= Rock the Slut Vote =

American political slogan

Rock the Slut Vote is a registered trademark that was issued on January 22, 2013, by the United States Patent and Trademark Office (USPTO) to Susan MacMillan Emry.

==Description==
Emry applied for the trademark to use as part of a feminist public relations campaign centering on American politics and voting. The name originated from a remark made by conservative commentator, Rush Limbaugh, who called Georgetown University law student Sandra Fluke a "slut" after she testified in favor of contraceptives at a Congressional hearing in February, 2012.

==Brand name==
In interviews with journalists, Emry states that "she chose to brand the site with the derogatory term in an effort to take it back and turn it into a rallying cry".

==Mission==
The stated mission of the campaign "is to fight the GOP effort to bully, subjugate and silence women. We will wrest the power from the word slut and help women get informed, get involved, get registered and vote." The graphic used by the campaign is a lipstick mark representing a full kiss.

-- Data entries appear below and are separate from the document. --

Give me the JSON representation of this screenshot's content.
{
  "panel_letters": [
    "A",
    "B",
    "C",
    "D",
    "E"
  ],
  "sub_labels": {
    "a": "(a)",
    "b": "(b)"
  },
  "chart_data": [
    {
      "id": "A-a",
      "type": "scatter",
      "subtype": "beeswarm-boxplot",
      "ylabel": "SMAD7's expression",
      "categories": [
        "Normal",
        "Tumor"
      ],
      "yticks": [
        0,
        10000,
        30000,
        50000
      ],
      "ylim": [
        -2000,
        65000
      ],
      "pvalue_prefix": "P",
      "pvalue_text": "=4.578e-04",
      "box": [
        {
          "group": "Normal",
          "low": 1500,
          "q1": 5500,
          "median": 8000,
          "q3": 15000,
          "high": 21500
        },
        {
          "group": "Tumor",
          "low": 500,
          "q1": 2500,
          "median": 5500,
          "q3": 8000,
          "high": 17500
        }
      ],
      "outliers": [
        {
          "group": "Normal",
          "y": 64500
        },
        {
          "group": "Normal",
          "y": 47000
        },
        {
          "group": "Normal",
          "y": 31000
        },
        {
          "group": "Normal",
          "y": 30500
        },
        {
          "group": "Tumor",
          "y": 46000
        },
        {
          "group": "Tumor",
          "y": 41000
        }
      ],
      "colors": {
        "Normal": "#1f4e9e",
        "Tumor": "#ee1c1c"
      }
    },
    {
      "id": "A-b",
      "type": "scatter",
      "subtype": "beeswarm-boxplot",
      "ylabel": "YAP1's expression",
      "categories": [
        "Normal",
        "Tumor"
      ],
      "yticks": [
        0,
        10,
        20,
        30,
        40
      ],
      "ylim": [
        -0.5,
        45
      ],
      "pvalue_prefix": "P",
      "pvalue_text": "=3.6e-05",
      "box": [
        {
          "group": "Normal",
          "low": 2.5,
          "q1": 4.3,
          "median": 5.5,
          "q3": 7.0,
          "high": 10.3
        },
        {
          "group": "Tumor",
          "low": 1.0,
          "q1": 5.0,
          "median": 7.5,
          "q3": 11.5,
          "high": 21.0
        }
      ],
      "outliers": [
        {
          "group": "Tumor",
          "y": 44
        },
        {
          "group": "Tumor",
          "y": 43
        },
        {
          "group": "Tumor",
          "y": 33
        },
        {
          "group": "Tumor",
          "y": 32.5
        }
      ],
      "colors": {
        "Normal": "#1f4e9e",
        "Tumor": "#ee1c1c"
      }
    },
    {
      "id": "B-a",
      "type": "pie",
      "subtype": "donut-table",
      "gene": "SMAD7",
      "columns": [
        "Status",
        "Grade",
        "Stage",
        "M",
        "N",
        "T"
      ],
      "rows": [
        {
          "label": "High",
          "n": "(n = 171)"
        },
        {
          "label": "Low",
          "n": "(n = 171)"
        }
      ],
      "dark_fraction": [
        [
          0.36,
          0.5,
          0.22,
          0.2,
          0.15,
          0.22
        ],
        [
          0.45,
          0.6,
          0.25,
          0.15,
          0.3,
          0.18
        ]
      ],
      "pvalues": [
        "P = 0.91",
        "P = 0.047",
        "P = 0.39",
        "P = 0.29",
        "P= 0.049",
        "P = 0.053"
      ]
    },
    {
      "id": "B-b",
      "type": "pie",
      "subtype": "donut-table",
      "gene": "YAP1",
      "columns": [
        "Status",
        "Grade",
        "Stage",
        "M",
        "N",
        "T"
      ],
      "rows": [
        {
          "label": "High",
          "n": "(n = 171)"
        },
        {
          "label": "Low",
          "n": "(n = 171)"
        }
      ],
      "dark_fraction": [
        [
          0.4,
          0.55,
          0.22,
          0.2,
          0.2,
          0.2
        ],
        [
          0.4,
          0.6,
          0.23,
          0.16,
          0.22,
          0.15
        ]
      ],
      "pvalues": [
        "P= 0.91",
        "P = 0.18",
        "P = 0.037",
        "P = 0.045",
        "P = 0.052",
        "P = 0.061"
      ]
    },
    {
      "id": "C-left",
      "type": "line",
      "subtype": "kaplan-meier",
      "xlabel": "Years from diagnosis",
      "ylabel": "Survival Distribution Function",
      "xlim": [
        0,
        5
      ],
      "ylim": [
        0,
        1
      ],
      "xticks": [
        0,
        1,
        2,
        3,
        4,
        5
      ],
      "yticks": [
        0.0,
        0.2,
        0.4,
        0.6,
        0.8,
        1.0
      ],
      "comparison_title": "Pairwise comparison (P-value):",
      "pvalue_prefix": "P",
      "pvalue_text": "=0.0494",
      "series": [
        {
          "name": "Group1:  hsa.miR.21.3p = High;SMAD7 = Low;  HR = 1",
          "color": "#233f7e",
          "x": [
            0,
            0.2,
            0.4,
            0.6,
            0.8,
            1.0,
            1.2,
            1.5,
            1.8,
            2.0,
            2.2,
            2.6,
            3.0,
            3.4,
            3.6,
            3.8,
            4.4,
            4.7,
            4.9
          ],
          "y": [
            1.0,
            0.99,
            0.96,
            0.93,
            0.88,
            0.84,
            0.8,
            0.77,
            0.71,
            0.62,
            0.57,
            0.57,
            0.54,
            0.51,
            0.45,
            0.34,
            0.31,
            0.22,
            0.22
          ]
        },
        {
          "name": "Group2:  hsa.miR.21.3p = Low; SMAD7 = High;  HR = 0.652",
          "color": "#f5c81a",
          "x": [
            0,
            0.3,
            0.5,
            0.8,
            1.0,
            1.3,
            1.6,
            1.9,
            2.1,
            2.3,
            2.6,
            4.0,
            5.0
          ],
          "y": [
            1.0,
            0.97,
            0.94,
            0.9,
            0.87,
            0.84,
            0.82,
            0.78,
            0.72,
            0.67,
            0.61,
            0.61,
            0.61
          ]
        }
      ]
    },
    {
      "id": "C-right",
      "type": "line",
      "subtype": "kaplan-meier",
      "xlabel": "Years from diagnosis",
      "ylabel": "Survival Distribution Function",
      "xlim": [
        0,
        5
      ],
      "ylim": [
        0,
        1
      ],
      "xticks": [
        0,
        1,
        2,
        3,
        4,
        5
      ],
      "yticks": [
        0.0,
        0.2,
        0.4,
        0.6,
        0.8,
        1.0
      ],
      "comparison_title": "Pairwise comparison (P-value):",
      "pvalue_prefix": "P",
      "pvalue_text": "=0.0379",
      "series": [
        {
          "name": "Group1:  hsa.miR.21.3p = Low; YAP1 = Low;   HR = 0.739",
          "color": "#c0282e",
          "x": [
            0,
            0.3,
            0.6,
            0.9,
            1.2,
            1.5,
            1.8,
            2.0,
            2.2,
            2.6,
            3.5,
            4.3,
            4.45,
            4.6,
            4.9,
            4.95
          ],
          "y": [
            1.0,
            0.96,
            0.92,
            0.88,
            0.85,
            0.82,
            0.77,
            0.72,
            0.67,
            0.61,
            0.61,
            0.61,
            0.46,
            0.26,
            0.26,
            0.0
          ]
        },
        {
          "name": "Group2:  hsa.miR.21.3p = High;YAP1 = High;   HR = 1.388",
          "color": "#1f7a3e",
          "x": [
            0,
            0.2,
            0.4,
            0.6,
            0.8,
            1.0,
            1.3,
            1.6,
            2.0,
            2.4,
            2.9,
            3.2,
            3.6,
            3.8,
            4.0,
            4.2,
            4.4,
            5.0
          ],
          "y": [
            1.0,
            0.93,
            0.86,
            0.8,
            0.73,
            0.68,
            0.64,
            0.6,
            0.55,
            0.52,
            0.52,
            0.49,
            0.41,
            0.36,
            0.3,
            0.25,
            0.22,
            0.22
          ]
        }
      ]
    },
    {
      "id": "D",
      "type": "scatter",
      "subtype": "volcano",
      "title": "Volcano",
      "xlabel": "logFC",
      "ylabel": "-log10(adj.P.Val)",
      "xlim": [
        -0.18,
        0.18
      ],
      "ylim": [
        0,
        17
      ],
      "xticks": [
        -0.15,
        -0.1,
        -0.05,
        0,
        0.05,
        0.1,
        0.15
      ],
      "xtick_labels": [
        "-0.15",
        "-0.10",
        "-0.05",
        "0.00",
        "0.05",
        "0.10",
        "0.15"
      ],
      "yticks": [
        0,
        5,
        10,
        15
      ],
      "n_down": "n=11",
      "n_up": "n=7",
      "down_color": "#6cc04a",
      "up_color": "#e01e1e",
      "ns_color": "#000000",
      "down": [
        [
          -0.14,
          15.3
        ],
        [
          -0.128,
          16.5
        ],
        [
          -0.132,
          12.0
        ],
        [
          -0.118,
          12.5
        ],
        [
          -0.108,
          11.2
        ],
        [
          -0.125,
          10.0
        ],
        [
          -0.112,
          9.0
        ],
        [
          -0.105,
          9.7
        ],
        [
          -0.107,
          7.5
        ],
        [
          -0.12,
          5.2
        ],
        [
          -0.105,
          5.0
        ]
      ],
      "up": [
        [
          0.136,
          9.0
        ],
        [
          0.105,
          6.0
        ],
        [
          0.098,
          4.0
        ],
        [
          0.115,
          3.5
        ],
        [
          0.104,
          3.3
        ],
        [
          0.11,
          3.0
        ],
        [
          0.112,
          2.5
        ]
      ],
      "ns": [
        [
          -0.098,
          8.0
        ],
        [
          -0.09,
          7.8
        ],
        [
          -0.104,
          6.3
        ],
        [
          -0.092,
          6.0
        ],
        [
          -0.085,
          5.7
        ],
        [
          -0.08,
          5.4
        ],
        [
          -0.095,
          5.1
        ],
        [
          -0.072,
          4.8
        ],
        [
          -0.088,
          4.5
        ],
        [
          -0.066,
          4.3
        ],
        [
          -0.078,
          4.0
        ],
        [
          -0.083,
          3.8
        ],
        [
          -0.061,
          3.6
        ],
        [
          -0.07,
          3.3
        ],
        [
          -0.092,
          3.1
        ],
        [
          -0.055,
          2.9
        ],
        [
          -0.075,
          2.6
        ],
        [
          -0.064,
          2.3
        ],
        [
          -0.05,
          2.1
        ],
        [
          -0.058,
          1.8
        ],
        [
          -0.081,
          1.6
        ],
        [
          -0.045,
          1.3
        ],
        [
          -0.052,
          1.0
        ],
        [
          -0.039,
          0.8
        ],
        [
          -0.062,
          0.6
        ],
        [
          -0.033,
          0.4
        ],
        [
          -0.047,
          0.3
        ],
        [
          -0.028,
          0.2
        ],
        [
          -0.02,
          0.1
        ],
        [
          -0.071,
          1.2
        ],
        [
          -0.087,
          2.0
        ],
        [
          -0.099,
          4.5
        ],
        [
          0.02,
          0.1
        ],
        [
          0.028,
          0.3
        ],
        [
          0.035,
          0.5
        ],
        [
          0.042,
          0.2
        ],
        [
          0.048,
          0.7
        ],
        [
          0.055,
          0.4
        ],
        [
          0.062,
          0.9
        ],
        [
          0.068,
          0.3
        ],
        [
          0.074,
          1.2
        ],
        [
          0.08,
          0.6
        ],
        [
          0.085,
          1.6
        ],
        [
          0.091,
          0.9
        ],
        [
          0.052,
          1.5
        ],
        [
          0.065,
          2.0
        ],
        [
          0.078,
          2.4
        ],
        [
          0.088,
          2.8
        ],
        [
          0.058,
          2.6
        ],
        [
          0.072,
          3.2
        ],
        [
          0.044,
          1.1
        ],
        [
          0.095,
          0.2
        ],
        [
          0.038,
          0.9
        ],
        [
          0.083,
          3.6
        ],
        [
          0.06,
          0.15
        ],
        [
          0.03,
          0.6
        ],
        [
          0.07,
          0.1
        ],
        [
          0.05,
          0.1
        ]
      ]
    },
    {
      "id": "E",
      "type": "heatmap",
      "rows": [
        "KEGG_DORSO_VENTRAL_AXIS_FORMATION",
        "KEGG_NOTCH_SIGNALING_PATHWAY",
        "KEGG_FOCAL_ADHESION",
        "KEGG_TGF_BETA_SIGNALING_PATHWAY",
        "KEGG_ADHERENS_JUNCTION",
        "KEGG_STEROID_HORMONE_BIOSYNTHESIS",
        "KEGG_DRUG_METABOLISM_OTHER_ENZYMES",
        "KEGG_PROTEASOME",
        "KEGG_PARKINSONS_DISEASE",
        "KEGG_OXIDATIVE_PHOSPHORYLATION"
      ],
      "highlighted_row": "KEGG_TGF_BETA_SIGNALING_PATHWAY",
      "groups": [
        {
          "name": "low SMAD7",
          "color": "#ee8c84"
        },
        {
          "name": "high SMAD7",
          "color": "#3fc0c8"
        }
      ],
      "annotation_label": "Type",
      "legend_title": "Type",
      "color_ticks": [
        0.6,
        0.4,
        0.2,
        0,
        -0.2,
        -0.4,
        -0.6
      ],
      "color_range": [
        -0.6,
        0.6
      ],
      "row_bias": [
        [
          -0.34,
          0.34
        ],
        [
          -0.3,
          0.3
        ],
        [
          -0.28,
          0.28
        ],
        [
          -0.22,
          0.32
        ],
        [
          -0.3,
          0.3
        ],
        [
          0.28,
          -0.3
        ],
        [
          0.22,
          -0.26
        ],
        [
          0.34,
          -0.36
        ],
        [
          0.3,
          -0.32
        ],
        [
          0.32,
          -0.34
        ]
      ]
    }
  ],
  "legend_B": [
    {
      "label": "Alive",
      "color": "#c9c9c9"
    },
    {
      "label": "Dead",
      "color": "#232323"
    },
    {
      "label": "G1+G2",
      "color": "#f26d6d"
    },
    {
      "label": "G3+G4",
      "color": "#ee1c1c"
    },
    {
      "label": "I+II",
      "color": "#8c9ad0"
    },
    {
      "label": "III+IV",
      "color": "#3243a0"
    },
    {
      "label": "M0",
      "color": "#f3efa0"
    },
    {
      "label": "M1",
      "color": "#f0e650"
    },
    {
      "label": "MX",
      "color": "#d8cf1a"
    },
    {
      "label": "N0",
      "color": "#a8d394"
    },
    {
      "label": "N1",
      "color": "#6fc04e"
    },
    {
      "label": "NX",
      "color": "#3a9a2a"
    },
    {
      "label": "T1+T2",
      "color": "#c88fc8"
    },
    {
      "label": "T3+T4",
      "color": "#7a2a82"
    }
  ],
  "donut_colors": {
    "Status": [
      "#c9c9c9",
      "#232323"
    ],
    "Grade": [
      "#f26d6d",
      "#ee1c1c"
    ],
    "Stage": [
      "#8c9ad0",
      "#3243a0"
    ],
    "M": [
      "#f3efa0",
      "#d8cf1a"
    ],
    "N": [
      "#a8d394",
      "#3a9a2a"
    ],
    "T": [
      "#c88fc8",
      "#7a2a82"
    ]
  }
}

The campaign created a website in 2012 that offered assistance in registering to vote and provided templates for people to use to contact their representatives with a focus on rights to reproductive health care. The campaign also launched a Facebook page in 2012.

==Criticism==
The founder of the campaign and owner of the trademark, Emry, and another spokesperson, Kimberley A. Johnson, report receiving criticism about the name of the campaign from both left and right. Emry states that some of the harshest criticisms have come from the political right.

==Book==
Emry also wrote a short book entitled Rock the Slut Vote; American Edition: Navigating the Republican War on Women; it was illustrated by Candace Foy.

==Founder==
Emry, the founder of the site and the holder of the registered trademark, was born in 1956. She has two children and lives in San Luis Obispo, California.